Questo mutamento della coscienza è un processo che “appartiene” (sembra dirci Leone) a tutte le guerre, poiché infatti nel film si ripete col passare del tempo. Ciò si rispecchia nei flashback che ci mostrano il passato di James Coburn (che viene tradito dall’amico torturato) che si ripete nel presente (rivoluzione messicana dei primi del ‘900), quando Romolo Valli (sempre dopo essere stato torturato) è “costretto” a tradire i suoi compagni facendoli in questo modo fucilare. Durante la scena che mostra questa fucilazione, il regista compie una sorta di (chiamiamolo così) miracolo di montaggio, poiché associa frammenti del flashback di Mallory (in particolare la scena in cui si gira e spara all’amico nel bar) con la fucilazione in atto, elevando così la reiterazione degli eventi ad uno stato elegiaco.

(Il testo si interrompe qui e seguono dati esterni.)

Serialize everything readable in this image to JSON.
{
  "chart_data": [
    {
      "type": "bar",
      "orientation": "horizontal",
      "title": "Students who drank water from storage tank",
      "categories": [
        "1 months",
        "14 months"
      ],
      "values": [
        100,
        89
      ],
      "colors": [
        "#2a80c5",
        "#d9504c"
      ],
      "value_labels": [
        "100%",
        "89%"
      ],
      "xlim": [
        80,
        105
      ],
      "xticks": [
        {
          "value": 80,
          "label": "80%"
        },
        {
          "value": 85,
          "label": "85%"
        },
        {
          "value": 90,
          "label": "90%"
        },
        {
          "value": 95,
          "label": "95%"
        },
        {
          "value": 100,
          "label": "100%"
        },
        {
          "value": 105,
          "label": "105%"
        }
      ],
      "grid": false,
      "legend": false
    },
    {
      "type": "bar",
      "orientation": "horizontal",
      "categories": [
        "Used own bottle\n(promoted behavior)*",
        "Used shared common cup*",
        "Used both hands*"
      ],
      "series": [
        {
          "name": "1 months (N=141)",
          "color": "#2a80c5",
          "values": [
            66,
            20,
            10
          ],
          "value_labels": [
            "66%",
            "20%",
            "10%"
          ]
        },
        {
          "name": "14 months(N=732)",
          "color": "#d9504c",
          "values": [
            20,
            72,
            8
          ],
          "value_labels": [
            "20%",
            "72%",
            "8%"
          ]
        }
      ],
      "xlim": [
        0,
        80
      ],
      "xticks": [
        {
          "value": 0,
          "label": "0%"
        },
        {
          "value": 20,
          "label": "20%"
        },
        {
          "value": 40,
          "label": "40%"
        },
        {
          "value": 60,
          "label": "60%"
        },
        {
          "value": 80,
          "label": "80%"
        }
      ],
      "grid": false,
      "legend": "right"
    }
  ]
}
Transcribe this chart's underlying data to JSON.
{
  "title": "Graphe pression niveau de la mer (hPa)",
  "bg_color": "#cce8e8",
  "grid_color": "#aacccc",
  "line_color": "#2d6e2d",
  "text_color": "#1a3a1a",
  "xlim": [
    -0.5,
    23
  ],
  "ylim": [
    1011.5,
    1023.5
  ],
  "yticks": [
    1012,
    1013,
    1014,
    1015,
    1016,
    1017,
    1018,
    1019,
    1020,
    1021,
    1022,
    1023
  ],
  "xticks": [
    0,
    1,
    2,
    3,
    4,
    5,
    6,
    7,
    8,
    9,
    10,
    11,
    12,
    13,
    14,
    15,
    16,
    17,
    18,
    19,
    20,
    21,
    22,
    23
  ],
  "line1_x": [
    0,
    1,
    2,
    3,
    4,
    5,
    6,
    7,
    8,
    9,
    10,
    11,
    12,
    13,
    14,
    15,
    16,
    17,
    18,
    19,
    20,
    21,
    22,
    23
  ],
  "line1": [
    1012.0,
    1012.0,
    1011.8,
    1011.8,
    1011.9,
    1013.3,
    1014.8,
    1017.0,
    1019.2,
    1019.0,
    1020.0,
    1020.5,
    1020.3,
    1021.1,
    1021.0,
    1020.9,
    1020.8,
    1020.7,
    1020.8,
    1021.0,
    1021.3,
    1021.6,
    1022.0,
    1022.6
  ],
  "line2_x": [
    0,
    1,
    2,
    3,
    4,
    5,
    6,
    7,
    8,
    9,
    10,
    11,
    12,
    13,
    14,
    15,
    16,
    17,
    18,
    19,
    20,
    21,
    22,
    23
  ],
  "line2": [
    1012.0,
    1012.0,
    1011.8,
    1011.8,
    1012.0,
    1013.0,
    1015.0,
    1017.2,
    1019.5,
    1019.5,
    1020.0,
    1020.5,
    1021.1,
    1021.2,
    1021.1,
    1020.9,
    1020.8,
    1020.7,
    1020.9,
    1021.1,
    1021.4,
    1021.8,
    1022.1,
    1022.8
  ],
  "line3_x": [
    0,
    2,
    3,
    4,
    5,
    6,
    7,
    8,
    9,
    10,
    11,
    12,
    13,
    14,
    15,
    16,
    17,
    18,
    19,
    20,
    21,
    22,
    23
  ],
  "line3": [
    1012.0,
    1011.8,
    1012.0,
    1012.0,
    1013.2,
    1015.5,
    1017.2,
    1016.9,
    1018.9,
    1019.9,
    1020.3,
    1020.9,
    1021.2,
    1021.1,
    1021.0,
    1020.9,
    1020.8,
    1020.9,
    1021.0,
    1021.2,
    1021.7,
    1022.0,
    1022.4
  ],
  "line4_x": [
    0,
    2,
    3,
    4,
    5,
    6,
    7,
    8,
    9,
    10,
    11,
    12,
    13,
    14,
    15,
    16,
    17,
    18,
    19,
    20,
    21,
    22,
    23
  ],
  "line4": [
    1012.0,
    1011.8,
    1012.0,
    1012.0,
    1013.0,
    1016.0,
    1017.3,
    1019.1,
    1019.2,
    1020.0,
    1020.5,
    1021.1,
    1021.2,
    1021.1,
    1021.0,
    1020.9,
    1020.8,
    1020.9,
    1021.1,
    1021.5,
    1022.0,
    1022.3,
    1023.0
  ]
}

Le scelte (e gli errori) del passato si ripeteranno nel presente. I giorni felici sono ormai andati (questo ce lo comunica, non senza un tocco di forzata commozione, la scena finale dell’ultimo flashback di Coburn prima di morire).
Il fatto poi che Rod Steiger diventi il leader della rivoluzione a causa di un comico equivoco, ci mostra come in un periodo bellico-rivoluzionario siano così fragili i confini tra chi detiene l’autorità di decidere e cambiare il corso degli eventi e chi no.
Questi bruschi cambiamenti causati dalla/e situazione/i politica/che si rispecchiano anche nel’idea della banca Mesa Verde, prima piena d’oro e poi durante la guerra civile diventata una prigione politica.
Il finale, triste e amaro come di rado si è capitato di vedere, getta infine uno sguardo angosciante e incerto sul futuro.
Questa emozionante e trascinante epopea è accompagnata da una delle migliori tracce di Ennio Morricone. Il tema portante del film composto dal maestro accompagna i flashback (e non solo) del (co)protagonista, elevandoli ad uno stato quasi onirico e conferendovi un carattere nostalgico che tocca cuore e spirito.
In definitiva, un film immancabile, ultimo atto di un regista che, dopo John Ford, ha dato al genere western il più grande contributo di tutti i tempi e che di lì a qualche anno si sarebbe spostato su tutt’altro piano (“C’era una volta in America”, 1984).
Un opera memore dei tempi d’oro di un cinema che ora non c’è più.